So many have chased the feeling to death. Scientists have tried to engineer the euphoria and intelligence in a pill for the richest of the rich.
But it's dangerous. And really, it doesn't compare.
In this day and age, it's a common folk tale. A myth. Taught in history classrooms, in literature too- oh, the sheer romance of it. Professors swoon at uninterested students snapping gum and looking bored.
They don't care about what doesn't concern them.The subject of soulmates is laughable to them.
Oh- oh it's real they say.
It's real, sure. No one will dispute that. It's happened before. Ordinary humans changed within an instant. No one knows why, or how. They don't know how a highschool dropout can communicate in every language known to man- dead and lost included, mere minutes after handing over a fast food receipt.
They're stronger, smarter, and more perceptive once they've met their soulmate. More compassionate too, it seems.
But the catch is, you have to touch the hand of your soulmate to see it all. To know.
Statistics are not in anyone's favor. You can say 'small world!’ all you want, but the population is up there, nearly 8 billion now. Take the seas into consideration, the miles separating city from rural lands, and the restless spirit of humans- it's harder than hitting the jackpot.
No one has time to go and touch the hand of every person they come across, though it's not uncommon to see small children, whimsical and hopeful glide along, giggling as they brush the hands of everyone they pass.
A children's schoolground game. There are nursery rhymes about it too, but Dana doesn't have her head in the clouds, doesn't pay any mind.
She isn't like the children and preteen girls singing and daydreaming of enlightenment and the truest, purest form of love.
She's a realist. She gets up, grooms, shoves half a bagel in her mouth, maybe burns herself with coffee on her commute to work.
People love, people marry, and she thinks she gets along just fine with the knowledge her brain holds now. She isn't interested in soulmates. It never even crosses her mind.
She thinks in numbers, hard facts, statistics. Diseases and treatments and dosages. Possible cures. The closest she's gotten to letting loose is whooping with the kids in her ward who've just gotten the best news of their lives yet. They can go home.
That's where she usually is, that's where she does her best work- The pediatric ward. She shakes all of her patients hands and (thankfully) not once did she feel any different than before.
Today is a changeup.  The ER is short staffed and her ward is quiet.
Dana reviews vitals, orders tests, transfers and medications to be administered. It's busier than she's used to but she adjusts to the fast paced rhythm like she does most things. She finds her groove and excels. Like a machine.
People feel bad for her. She doesn't date, she's buried in her work, too invested. She takes it home with her and reviews files, over and over. Tests theories, work things out in her head, this way and that. What is the best course of action for little Brian? If I proceed with this- he could have permanent nerve damage, if I risk it he may die.
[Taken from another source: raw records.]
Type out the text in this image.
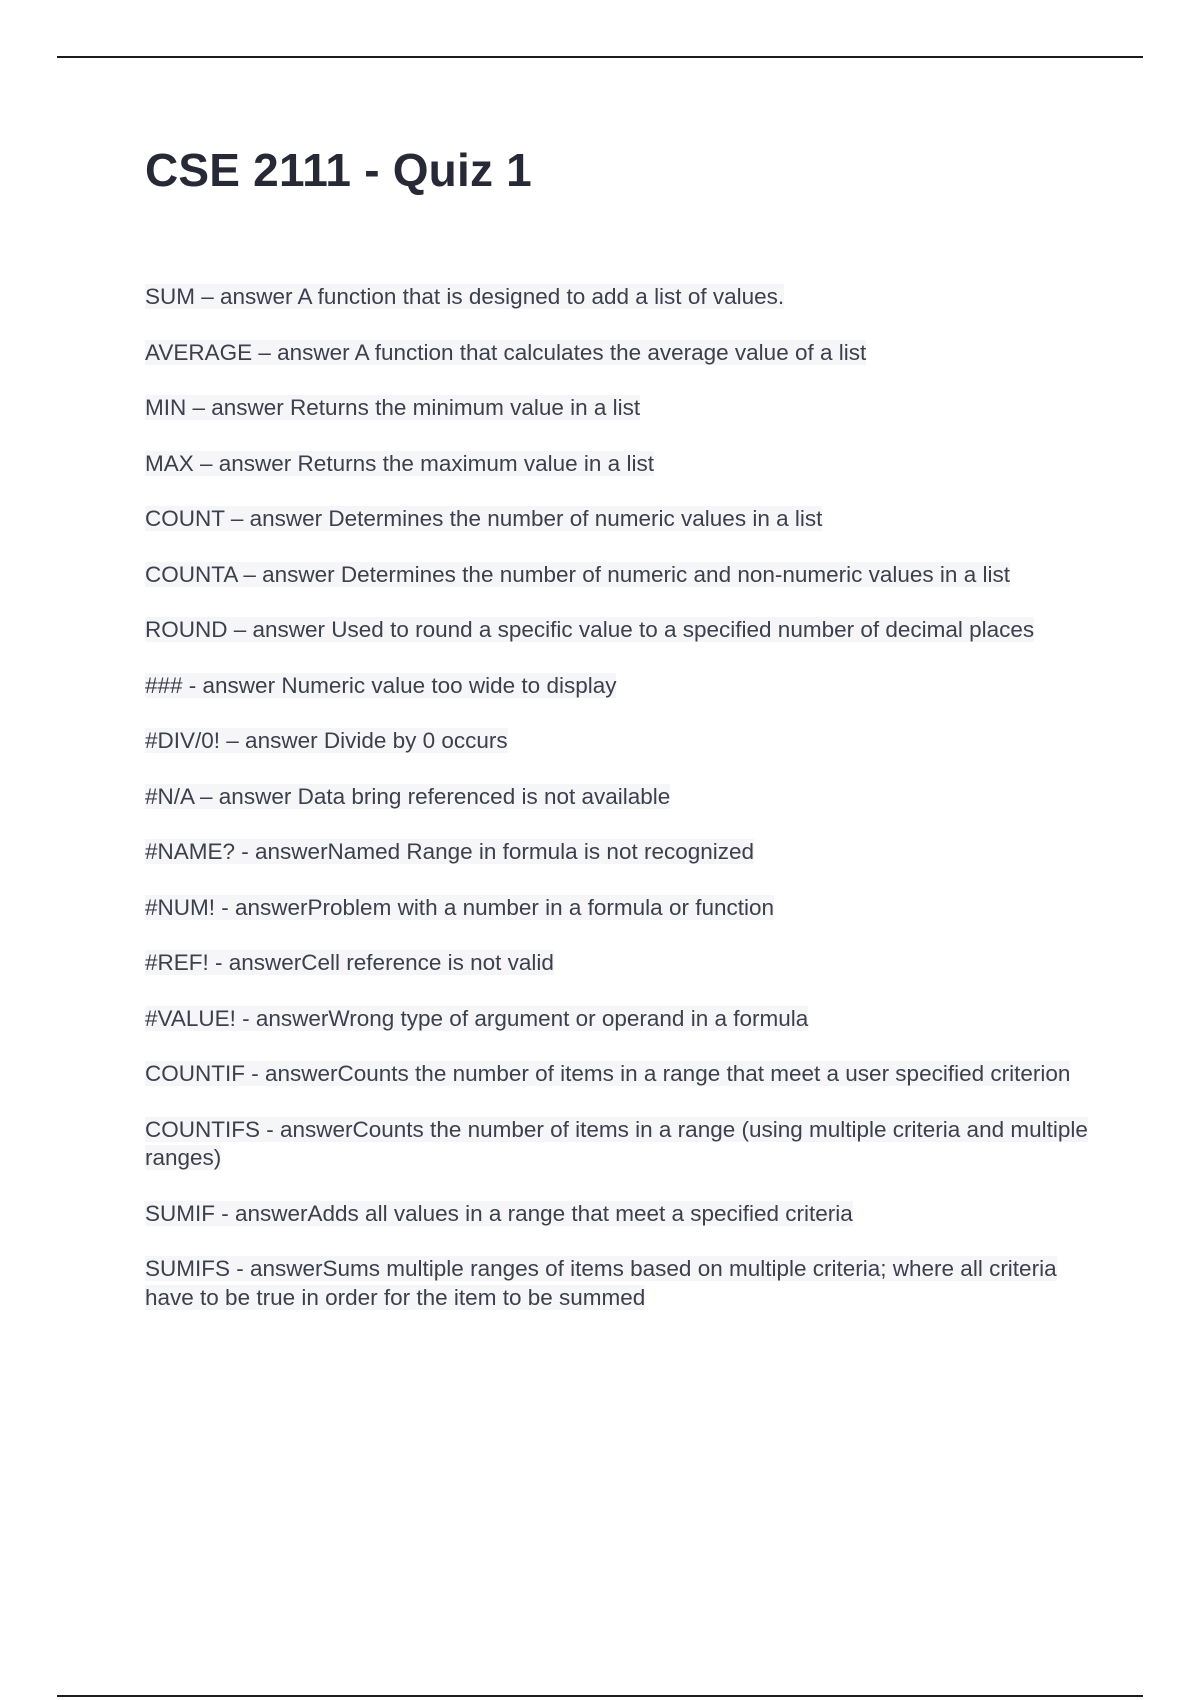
CSE 2111 - Quiz 1
SUM – answer A function that is designed to add a list of values.
AVERAGE – answer A function that calculates the average value of a list
MIN – answer Returns the minimum value in a list
MAX – answer Returns the maximum value in a list
COUNT – answer Determines the number of numeric values in a list
COUNTA – answer Determines the number of numeric and non-numeric values in a list
ROUND – answer Used to round a specific value to a specified number of decimal places
### - answer Numeric value too wide to display
#DIV/0! – answer Divide by 0 occurs
#N/A – answer Data bring referenced is not available
#NAME? - answerNamed Range in formula is not recognized
#NUM! - answerProblem with a number in a formula or function
#REF! - answerCell reference is not valid
#VALUE! - answerWrong type of argument or operand in a formula
COUNTIF - answerCounts the number of items in a range that meet a user specified criterion
COUNTIFS - answerCounts the number of items in a range (using multiple criteria and multiple ranges)
SUMIF - answerAdds all values in a range that meet a specified criteria
SUMIFS - answerSums multiple ranges of items based on multiple criteria; where all criteria have to be true in order for the item to be summed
Her nights are much like her days, blended and ordered and perfect. She's happy. She thinks she's happy at least. Who cares about what others see? Who cares about the ultimate human form? Who cares about love? She has everything she could ever want or need.
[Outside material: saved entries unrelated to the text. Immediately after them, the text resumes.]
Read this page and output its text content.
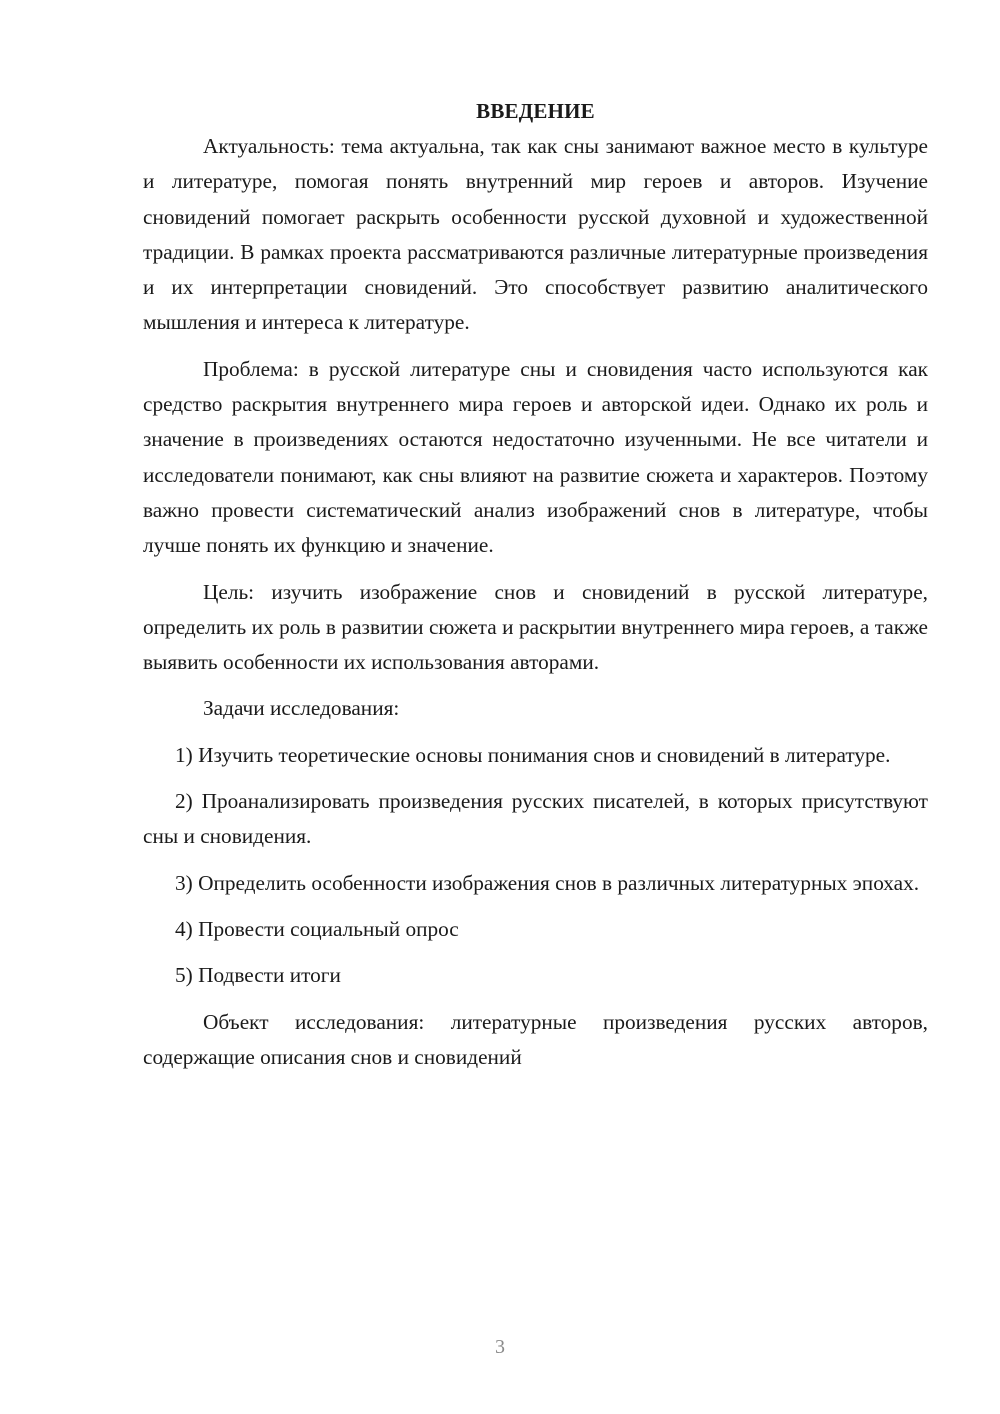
ВВЕДЕНИЕ

Актуальность: тема актуальна, так как сны занимают важное место в культуре и литературе, помогая понять внутренний мир героев и авторов. Изучение сновидений помогает раскрыть особенности русской духовной и художественной традиции. В рамках проекта рассматриваются различные литературные произведения и их интерпретации сновидений. Это способствует развитию аналитического мышления и интереса к литературе.

Проблема: в русской литературе сны и сновидения часто используются как средство раскрытия внутреннего мира героев и авторской идеи. Однако их роль и значение в произведениях остаются недостаточно изученными. Не все читатели и исследователи понимают, как сны влияют на развитие сюжета и характеров. Поэтому важно провести систематический анализ изображений снов в литературе, чтобы лучше понять их функцию и значение.

Цель: изучить изображение снов и сновидений в русской литературе, определить их роль в развитии сюжета и раскрытии внутреннего мира героев, а также выявить особенности их использования авторами.

Задачи исследования:

1) Изучить теоретические основы понимания снов и сновидений в литературе.

2) Проанализировать произведения русских писателей, в которых присутствуют сны и сновидения.

3) Определить особенности изображения снов в различных литературных эпохах.

4) Провести социальный опрос

5) Подвести итоги

Объект исследования: литературные произведения русских авторов, содержащие описания снов и сновидений

3
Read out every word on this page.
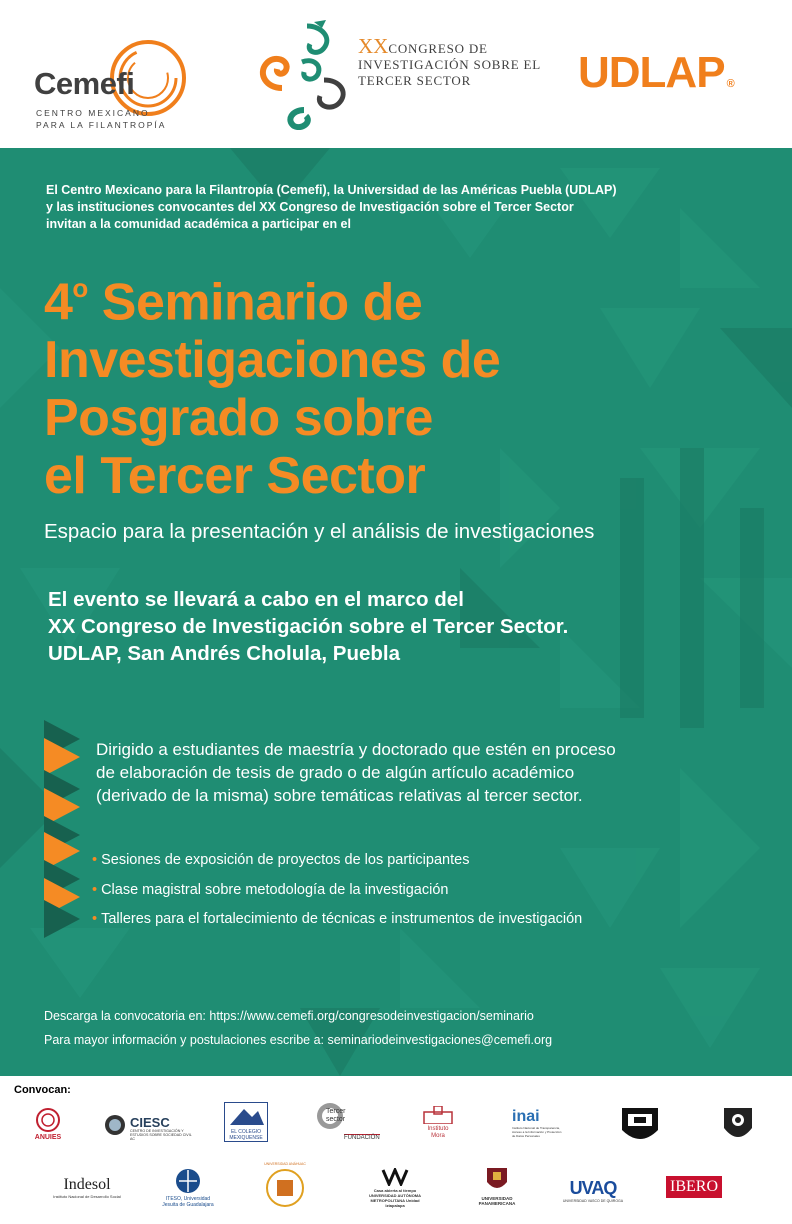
Cemefi
CENTRO MEXICANO
PARA LA FILANTROPÍA
XXCONGRESO DE
INVESTIGACIÓN SOBRE EL
TERCER SECTOR	UDLAP ®
El Centro Mexicano para la Filantropía (Cemefi), la Universidad de las Américas Puebla (UDLAP)
y las instituciones convocantes del XX Congreso de Investigación sobre el Tercer Sector
invitan a la comunidad académica a participar en el
4$^o$ Seminario de
Investigaciones de
Posgrado sobre
el Tercer Sector
Espacio para la presentación y el análisis de investigaciones
El evento se llevará a cabo en el marco del
XX Congreso de Investigación sobre el Tercer Sector.
UDLAP, San Andrés Cholula, Puebla
Dirigido a estudiantes de maestría y doctorado que estén en proceso
de elaboración de tesis de grado o de algún artículo académico
(derivado de la misma) sobre temáticas relativas al tercer sector.
• Sesiones de exposición de proyectos de los participantes
• Clase magistral sobre metodología de la investigación
• Talleres para el fortalecimiento de técnicas e instrumentos de investigación
Descarga la convocatoria en: https://www.cemefi.org/congresodeinvestigacion/seminario
Para mayor información y postulaciones escribe a: seminariodeinvestigaciones@cemefi.org
Convocan:
ANUIES
CIESC
CENTRO DE INVESTIGACIÓN Y ESTUDIOS SOBRE SOCIEDAD CIVIL AC
EL COLEGIO MEXIQUENSE
Tercer sector
FUNDACIÓN
Instituto Mora
inai
Instituto Nacional de Transparencia, Acceso a la Información y Protección de Datos Personales
Indesol
Instituto Nacional de Desarrollo Social	ITESO, Universidad Jesuita de Guadalajara
UNIVERSIDAD ANÁHUAC
Casa abierta al tiempo UNIVERSIDAD AUTÓNOMA METROPOLITANA Unidad Iztapalapa
UNIVERSIDAD PANAMERICANA
UVAQ
UNIVERSIDAD VASCO DE QUIROGA
IBERO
“Dr. Scully, ambulance is here in two. Car crash, 33 yr. old caucasian female, possible head injury.”
A nurse; his tag says Tommi. She thanks him.
Stella Gibson isn't happy about being here. Before she even pulls back the curtain, she can hear the complaints, a strained british lilt reaching her ears.
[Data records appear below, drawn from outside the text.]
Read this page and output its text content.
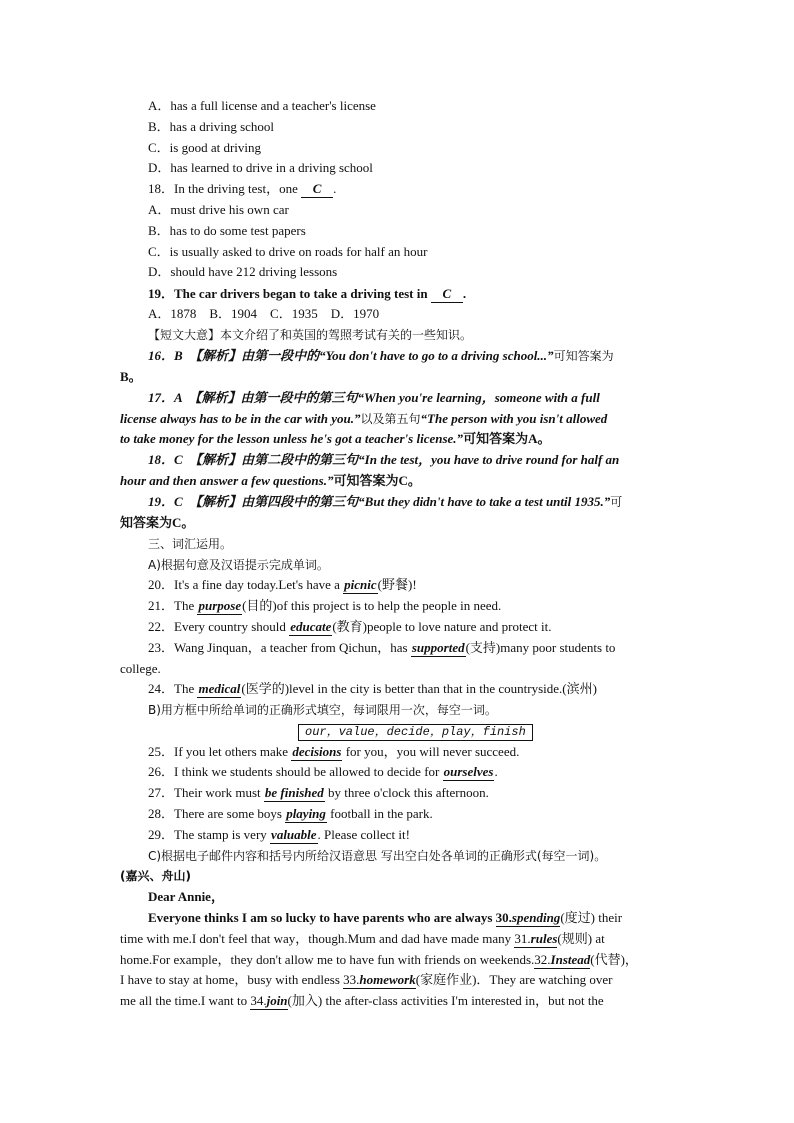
A．has a full license and a teacher's license
B．has a driving school
C．is good at driving
D．has learned to drive in a driving school
18．In the driving test，one C .
A．must drive his own car
B．has to do some test papers
C．is usually asked to drive on roads for half an hour
D．should have 212 driving lessons
19．The car drivers began to take a driving test in C .
A．1878　B．1904　C．1935　D．1970
【短文大意】本文介绍了和英国的驾照考试有关的一些知识。
16．B　【解析】由第一段中的“You don't have to go to a driving school...”可知答案为
B。
17．A　【解析】由第一段中的第三句“When you're learning，someone with a full
license always has to be in the car with you.”以及第五句“The person with you isn't allowed
to take money for the lesson unless he's got a teacher's license.”可知答案为A。
18．C　【解析】由第二段中的第三句“In the test，you have to drive round for half an
hour and then answer a few questions.”可知答案为C。
19．C　【解析】由第四段中的第三句“But they didn't have to take a test until 1935.”可
知答案为C。
三、词汇运用。
A)根据句意及汉语提示完成单词。
20．It's a fine day today.Let's have a picnic(野餐)!
21．The purpose(目的)of this project is to help the people in need.
22．Every country should educate(教育)people to love nature and protect it.
23．Wang Jinquan，a teacher from Qichun，has supported(支持)many poor students to
college.
24．The medical(医学的)level in the city is better than that in the countryside.(滨州)
B)用方框中所给单词的正确形式填空，每词限用一次，每空一词。
our，value，decide，play，finish
25．If you let others make decisions for you，you will never succeed.
26．I think we students should be allowed to decide for ourselves.
27．Their work must be finished by three o'clock this afternoon.
28．There are some boys playing football in the park.
29．The stamp is very valuable. Please collect it!
C)根据电子邮件内容和括号内所给汉语意思 写出空白处各单词的正确形式(每空一词)。
(嘉兴、舟山)
Dear Annie，
Everyone thinks I am so lucky to have parents who are always 30.spending(度过) their
time with me.I don't feel that way，though.Mum and dad have made many 31.rules(规则) at
home.For example，they don't allow me to have fun with friends on weekends.32.Instead(代替)，
I have to stay at home，busy with endless 33.homework(家庭作业)．They are watching over
me all the time.I want to 34.join(加入) the after-class activities I'm interested in，but not the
“It's barely a scratch! I'm fine. The ambulance was unnecessar-”
She enters and interrupts before things can escalate.
“Ms. Gibson! External injuries can oftentimes present in a manner that doesn't show us what's going on inside. I agree that you're probably alright. But I want to order an MRI and have you stay overnight for observation. Just to be on the safe side.”
“Stella,” she corrects with a steely gaze that leaves no room for argument. Dana nods once.
“Stella. Is that alright with you?”
Stella answers in the affirmative, but doesn't look to happy over her predicament.
She is fair haired, fair skinned and freckled, and has piercing baby blues. She's in need of stitches just above her left brow. Regardless, she's a strikingly beautiful woman, and something instinctual tells her to stay on Stella Gibson's good side.
And something primal, something she isn't used to, tells her to protect this woman at all costs.
She holds out her hand to this woman sitting upright and stiff on the hospital gurney. It's her standard practice. Doesn't think once about it, let alone twice.
Stella begins to say something in an almost sheepish tone, something about how she isn't used to driving in the U.S. - but it's cut off abruptly as soon as they make contact.
The textbooks- they don't prepare you for this. Dana is hit with a force so hard she nearly collapses- stumbles and gasps at the sensation. It's as if all of the earth's energy has funneled itself into this triage.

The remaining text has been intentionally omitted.